Are there any tricks to have a pseudo-string string that has 8 bits? Will this lead to less memory consumption? Or maybe there is a way to store> two <8 bits in a single 16-bit Java character to avoid memory loss?
thanks for any answers to deconfusion ...
EDIT: hi thanks everyone for the answer. I knew about variable length variable UTF-8. However, since my source is a byte that is 8 bits, I realized (apparently wrongly) that it only needs 8-bit UTF-8 words. Does UTF-8 conversion actually save the weird characters that you see when you do "cat somebinary" on the CLI? I thought that UTF-8 was just somehow used to map each of the possible 8-bit byte words to one specific 8-bit UTF-8 word. Wrong? I was thinking about using Base64, but this is bad because it uses only 7 bits.
the questions are reformulated: is there a smarter way to convert a byte to something String? May my favorite was just toss byte [] on char [], but then I still have 16-bit words.
Additional Use Information:
I am adapting Jedis (java client for NoSQL Redis) as a "primitive storage level" for hypergraphDB. So jedis is the database for another "database". My problem is that I have to constantly transmit jedis with bytes [], but internally,> Redis <(actual server) deals only with binary safe strings.
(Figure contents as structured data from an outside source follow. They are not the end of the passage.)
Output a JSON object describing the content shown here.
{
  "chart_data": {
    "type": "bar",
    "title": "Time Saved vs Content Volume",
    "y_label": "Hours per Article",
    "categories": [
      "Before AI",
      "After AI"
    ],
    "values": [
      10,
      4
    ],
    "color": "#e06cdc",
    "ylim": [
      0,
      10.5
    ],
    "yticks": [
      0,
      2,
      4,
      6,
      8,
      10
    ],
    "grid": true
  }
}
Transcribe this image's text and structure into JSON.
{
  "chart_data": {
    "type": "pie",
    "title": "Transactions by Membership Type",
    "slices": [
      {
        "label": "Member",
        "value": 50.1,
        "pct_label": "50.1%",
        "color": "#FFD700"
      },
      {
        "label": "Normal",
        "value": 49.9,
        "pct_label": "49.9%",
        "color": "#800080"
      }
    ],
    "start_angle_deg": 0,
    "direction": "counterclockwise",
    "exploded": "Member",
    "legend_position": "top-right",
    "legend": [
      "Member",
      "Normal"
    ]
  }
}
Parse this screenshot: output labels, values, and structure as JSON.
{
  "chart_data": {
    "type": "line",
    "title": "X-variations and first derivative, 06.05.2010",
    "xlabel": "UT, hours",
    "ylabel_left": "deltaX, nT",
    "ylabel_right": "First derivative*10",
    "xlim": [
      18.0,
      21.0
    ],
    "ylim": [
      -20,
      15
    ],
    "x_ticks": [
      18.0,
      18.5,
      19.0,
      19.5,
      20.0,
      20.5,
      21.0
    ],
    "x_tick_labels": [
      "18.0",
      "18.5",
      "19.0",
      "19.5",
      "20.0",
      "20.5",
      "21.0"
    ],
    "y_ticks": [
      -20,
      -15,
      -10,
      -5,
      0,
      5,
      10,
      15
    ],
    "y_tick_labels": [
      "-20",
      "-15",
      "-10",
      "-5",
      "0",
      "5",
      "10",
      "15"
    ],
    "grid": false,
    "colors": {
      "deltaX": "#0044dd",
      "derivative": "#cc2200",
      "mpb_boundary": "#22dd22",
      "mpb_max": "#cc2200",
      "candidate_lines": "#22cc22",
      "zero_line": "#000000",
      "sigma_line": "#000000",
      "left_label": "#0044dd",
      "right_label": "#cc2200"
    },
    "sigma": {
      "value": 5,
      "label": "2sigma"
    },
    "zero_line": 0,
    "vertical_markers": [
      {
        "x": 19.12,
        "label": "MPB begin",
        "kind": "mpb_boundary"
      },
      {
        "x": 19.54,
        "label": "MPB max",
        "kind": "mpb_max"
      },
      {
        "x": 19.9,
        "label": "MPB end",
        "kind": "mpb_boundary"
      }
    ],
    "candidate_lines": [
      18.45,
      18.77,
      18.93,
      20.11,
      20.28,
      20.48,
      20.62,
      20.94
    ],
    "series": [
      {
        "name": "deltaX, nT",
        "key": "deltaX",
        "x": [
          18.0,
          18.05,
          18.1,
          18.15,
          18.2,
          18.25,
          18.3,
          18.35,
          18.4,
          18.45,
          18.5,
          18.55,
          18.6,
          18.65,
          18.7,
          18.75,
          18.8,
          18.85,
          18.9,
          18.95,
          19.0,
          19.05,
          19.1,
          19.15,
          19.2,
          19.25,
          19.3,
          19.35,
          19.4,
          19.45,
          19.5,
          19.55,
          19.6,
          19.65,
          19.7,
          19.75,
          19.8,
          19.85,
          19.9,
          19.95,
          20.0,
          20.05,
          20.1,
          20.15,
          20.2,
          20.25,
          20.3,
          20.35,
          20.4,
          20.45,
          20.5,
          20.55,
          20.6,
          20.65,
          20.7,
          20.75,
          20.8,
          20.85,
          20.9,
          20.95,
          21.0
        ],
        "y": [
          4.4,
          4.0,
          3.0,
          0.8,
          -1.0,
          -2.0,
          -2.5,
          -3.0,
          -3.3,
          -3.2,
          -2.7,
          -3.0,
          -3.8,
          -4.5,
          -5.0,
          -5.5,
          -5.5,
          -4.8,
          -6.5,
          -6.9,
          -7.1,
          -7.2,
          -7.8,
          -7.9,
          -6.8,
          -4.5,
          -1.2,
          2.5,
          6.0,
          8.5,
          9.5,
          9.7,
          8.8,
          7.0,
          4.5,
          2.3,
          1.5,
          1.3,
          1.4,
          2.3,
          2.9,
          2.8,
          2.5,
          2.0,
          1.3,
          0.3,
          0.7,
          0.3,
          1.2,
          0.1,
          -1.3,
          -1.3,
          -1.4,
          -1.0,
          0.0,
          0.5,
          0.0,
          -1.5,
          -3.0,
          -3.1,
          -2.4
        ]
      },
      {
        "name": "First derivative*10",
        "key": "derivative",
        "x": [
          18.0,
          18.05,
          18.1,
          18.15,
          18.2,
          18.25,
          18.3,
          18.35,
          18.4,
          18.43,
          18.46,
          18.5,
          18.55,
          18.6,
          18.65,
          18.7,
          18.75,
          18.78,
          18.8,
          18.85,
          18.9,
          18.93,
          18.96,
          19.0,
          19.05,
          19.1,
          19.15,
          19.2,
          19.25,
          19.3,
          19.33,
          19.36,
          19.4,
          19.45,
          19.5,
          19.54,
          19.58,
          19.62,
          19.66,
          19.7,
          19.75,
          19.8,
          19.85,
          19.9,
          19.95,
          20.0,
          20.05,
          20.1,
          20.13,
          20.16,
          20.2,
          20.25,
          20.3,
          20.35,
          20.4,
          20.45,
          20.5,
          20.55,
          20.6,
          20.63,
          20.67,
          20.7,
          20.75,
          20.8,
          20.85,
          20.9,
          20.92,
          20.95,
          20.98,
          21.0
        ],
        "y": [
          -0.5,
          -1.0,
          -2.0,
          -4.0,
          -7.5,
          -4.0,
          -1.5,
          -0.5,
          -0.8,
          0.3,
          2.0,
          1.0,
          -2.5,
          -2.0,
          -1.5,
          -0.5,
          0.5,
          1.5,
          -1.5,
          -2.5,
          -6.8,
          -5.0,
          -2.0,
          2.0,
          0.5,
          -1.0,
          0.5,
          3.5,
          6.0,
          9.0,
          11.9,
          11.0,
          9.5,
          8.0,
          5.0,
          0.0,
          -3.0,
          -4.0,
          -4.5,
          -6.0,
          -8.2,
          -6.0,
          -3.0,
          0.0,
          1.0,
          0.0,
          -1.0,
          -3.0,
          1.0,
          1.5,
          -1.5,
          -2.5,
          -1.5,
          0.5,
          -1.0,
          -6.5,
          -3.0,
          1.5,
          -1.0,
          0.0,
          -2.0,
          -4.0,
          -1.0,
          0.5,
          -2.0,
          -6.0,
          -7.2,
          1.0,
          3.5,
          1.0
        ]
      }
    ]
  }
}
Since Redis is written in C, a char is 8 bits long, AFAIK is not ASCIII, which is 7 bits. In Jedis, however, in the java world, each character has an internal 16-bit length. I donβt understand this code (yet), but I suppose that jedis then converts these 16-bit java strings to the corresponding 8-bit Redis string ((here [3]). It says that it extends FilterOutputStream. Full string conversion byte [] β and use this filter Outputoutstream ...?)
now I'm wondering: if I had to convert bytes [] and String all the time, with data sizes from very small to potentially very large, there is no huge waste of memory so that every 8-bit character goes around 16 bits in java?